Dicono ch’io debbo morire. Dicono che ho sottratto il respiro agli uomini, e che adesso debbo subire la stessa sorte.
E allora immagino che siamo tutti come fiammelle di candele accese, scintillanti, tremule nell’oscurità, e poi immagino l’ululato del vento, e nel silenzio della stanza sento dei passi, passi che si avvicinano minacciosi, che vengono a soffiare su di me e a ridurre la mia vita a un refolo di fumo grigio.
Mi dissolverò nell’aria e nella notte. Ci spegneranno tutti, uno a uno, finché non rimarrà altro che la loro luce, e solo quella vedranno.

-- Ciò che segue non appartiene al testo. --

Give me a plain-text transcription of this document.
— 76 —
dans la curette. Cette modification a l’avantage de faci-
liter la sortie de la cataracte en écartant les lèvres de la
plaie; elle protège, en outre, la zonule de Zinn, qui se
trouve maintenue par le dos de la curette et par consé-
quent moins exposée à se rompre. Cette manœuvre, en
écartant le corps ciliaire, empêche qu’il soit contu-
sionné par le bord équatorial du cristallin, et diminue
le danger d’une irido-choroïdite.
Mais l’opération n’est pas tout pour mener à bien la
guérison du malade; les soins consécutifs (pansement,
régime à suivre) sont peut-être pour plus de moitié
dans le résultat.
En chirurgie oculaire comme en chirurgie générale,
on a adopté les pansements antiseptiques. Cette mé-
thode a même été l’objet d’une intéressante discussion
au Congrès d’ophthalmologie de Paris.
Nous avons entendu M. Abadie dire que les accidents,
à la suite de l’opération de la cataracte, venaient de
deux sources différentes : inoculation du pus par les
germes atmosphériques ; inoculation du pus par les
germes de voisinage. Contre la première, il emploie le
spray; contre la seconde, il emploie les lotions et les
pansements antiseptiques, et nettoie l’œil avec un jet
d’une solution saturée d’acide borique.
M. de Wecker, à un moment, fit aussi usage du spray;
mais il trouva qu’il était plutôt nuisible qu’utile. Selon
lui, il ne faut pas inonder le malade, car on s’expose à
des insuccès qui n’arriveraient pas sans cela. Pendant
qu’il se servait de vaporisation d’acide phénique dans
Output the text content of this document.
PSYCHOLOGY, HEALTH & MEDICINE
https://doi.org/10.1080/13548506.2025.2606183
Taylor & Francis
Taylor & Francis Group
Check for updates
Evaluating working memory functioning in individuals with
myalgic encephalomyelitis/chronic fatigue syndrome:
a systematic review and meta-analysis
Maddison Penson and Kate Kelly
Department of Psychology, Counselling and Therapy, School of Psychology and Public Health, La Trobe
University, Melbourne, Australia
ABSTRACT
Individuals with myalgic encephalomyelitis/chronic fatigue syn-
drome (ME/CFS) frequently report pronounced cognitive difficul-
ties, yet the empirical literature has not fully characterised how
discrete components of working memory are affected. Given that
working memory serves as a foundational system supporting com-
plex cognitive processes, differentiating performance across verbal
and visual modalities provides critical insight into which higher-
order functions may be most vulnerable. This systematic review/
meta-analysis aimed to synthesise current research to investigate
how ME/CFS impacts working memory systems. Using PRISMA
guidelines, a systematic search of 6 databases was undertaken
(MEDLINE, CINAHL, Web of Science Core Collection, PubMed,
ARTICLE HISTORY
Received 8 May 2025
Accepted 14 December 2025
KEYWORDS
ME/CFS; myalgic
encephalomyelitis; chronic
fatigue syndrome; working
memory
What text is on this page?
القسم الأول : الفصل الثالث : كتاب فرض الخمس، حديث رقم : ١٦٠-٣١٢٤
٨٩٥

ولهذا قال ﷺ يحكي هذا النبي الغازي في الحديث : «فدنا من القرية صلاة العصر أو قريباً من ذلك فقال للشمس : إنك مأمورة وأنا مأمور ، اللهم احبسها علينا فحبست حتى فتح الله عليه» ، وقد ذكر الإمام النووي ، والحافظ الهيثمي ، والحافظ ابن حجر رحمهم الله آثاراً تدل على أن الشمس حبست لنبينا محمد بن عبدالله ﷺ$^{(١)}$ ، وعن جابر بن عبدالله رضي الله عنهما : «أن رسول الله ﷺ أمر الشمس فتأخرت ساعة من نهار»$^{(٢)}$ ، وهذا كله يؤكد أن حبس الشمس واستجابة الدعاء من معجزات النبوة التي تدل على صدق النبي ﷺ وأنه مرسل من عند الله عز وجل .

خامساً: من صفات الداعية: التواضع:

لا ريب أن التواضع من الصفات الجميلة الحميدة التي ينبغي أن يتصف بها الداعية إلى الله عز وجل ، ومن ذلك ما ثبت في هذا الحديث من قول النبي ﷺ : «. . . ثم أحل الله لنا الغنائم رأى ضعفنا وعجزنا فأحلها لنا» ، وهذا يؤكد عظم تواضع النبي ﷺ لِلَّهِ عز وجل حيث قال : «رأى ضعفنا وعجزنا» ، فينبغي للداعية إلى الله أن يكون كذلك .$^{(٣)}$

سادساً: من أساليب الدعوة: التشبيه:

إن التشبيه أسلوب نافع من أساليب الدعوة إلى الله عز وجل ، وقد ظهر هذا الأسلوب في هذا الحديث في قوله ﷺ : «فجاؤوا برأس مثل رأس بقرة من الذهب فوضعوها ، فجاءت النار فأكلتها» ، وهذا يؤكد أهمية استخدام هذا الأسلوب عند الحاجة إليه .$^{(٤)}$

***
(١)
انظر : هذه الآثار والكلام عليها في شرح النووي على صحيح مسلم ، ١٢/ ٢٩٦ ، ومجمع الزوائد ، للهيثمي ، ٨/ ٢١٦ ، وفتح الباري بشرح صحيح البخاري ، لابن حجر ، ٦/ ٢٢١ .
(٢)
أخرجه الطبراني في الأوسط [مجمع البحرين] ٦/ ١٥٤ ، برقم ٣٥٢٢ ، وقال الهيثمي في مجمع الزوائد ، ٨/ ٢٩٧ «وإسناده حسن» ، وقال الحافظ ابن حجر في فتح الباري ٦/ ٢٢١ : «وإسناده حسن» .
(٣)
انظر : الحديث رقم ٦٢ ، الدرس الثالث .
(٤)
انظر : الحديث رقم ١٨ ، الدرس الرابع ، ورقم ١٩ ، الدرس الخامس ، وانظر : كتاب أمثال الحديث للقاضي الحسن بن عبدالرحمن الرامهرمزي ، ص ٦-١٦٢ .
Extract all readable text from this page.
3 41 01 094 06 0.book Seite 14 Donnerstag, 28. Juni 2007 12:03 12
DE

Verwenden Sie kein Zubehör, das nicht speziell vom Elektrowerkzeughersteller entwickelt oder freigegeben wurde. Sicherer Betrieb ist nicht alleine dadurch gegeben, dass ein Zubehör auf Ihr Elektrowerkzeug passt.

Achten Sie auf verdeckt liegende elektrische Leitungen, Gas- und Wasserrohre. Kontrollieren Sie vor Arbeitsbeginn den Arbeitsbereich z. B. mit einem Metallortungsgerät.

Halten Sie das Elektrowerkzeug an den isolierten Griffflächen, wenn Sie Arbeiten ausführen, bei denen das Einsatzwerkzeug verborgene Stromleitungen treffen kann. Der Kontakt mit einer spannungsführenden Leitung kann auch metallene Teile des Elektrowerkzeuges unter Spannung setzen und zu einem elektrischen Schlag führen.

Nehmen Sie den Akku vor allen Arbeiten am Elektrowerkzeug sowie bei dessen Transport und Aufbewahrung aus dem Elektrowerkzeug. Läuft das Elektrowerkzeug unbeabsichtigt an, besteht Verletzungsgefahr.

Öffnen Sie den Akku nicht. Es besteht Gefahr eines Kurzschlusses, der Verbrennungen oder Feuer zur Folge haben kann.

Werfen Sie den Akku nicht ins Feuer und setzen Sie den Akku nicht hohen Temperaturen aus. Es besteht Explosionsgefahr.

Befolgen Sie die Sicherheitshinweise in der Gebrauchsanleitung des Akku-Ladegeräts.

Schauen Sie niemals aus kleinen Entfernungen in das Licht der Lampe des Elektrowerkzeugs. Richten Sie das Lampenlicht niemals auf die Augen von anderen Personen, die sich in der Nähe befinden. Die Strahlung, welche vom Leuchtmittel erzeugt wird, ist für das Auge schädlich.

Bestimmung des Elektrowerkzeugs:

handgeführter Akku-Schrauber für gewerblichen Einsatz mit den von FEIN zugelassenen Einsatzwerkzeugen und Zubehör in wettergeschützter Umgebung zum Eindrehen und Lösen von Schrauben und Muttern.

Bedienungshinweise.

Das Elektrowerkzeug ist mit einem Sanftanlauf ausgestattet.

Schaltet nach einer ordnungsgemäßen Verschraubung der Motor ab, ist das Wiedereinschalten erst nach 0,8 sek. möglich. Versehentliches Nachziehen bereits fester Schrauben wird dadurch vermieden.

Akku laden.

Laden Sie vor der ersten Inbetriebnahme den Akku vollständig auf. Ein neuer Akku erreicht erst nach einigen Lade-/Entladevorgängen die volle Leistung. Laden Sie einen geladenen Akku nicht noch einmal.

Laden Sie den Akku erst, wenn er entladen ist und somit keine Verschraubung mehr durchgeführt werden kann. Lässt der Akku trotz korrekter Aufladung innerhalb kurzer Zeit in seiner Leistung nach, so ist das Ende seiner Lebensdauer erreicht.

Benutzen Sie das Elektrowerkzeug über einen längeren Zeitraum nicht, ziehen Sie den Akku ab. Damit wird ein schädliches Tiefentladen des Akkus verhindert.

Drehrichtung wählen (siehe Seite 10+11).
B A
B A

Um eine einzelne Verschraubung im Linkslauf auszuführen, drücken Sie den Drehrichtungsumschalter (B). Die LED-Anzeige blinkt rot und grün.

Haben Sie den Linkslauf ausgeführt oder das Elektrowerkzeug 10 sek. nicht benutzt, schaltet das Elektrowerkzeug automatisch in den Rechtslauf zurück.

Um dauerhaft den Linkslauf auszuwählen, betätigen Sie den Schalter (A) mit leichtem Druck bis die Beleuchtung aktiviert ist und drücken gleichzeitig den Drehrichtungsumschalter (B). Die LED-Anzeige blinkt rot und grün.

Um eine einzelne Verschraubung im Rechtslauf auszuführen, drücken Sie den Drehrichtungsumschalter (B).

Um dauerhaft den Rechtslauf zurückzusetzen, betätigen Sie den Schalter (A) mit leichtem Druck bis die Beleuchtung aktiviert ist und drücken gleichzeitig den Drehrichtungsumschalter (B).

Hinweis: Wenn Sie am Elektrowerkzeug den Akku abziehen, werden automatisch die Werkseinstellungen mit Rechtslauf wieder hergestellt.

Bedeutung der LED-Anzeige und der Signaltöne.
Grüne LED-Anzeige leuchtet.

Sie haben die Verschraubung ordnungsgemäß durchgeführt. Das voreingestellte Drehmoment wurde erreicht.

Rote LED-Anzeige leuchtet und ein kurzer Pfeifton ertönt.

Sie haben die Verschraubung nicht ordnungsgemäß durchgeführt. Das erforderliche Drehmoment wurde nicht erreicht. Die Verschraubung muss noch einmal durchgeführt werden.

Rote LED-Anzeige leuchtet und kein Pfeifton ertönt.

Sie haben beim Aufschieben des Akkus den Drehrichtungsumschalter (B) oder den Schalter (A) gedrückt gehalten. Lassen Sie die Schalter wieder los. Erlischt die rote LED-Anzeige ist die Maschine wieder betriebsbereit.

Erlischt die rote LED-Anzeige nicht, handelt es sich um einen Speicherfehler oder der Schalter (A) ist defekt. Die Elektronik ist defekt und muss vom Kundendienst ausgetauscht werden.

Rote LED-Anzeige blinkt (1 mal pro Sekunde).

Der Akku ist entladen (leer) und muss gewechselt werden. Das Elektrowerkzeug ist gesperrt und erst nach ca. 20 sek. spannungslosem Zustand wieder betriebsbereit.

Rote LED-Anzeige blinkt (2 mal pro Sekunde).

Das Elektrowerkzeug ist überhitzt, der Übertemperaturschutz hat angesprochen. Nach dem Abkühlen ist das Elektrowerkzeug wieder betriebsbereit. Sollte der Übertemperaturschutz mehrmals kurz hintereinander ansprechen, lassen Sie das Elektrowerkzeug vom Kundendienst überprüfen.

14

Quante volte siete riusciti ad apprezzare un romanzo pur conoscendone già – per vostra scelta o per colpa d’altri – il finale? Immagino la risposta sia “poche volte”.
Viviamo nell’era dello spoiler sfrenato: scappiamo da internet, maledicendo chi straparla online, finché non recuperiamo il suddetto libro (o film/episodio) salvando ogni elemento di scioccante sorpresa che ci aspetta.

E se vi dicessi che è possibile amare una storia avendo ben chiara dalla prima pagina la sua inevitabile conclusione? Vi presento Burial Rites, tradotto in italiano dalla Piemme Editore come Ho lasciato entrare la tempesta, esordio letterario dell’australiana Hannah Kent.

«Non è giusto. La gente sostiene di conoscerti per le cose che hai fatto, e non perchè si è seduta ad ascoltare la tua versione dei fatti. Per quanto tu provi a vivere una vita retta, se in questa valle compi un passo falso, non sarà mai dimenticato. Non importa se hai agito per il bene. Non importa se dentro di te una voce sussurra “Non sono come dite!”. E’ l’opinione degli altri che determina chi sei»

Durante un periodo di studi in Islanda, la allora diciassettenne Hannah Kent entra in contatto con la storia di Agnes Magnúsdóttir, ultima donna condannata pubblicamente a morte sull’isola nordica nel 1829, e ne rimane profondamente affascinata. Dopo dieci anni di ricerche, questa controversa figura diventa il cuore pulsante di un romanzo intenso, spiazzante, che porta a riflettere sulla natura della verità e su quante facce possa assumere se filtrata da occhi e bocche diverse.

Blondal sospirò. «Non troverà la prova dell’innocenza di Agnes nella storia della sua vita, reverendo. E’ una donna dissoluta nelle passioni, e nella morale. Come molte serve di esperienza è abile a mentire, e non dubito che abbia tramato la sua storia in modo da conquistarsi la sua simpatia. Io non crederei nemmeno ad una parola»

La Storia non può essere cambiata. L’esecuzione di Agnes è parte di un passato ormai scritto nella pietra e incancellabile.
Ma l’autrice ci lascia assaporare uno spaccato di vita inaspettato, raccontando gli ultimi mesi della
Magnúsdóttir costretta a trascorrere le sue giornate in casa della riluttante famiglia Johnson, con la sola e sporadica compagnia del reverendo Toti, assegnatole come confessore spirituale in vista dell’esecuzione.

La narrazione alterna la voce di Agnes, in prima persona, a quella di tutti coloro che la circondano, scritta in terza persona. Una scelta stilistica apparentemente rischiosa, ma che poi funziona molto bene nell’effettivo raccontare. Questo alternarsi ci permette di scoprire Agnes nelle sue molteplici sfaccettature: il suo passato come mendicante, la ricerca continua di lavoro da una fattoria a un’altra, la sua vita con Natan (l’uomo che poi avrebbe ucciso), i genitori mai avuti e infine l’unica famiglia che il destino, infame artefice di storie, le strapperà via.

Al suo esordio Hannah Kent intesse una storia a cavallo fra realtà e finzione, dal sapore intimo e toccante. Concede al lettore il diritto di scegliere da che parte stare, donando da un lato il silenzio dell’empatia e della comprensione e dall’altro il rumore assordante dei ricordi e del dolore.

Quale romanzo non vi stancate mai di consigliare?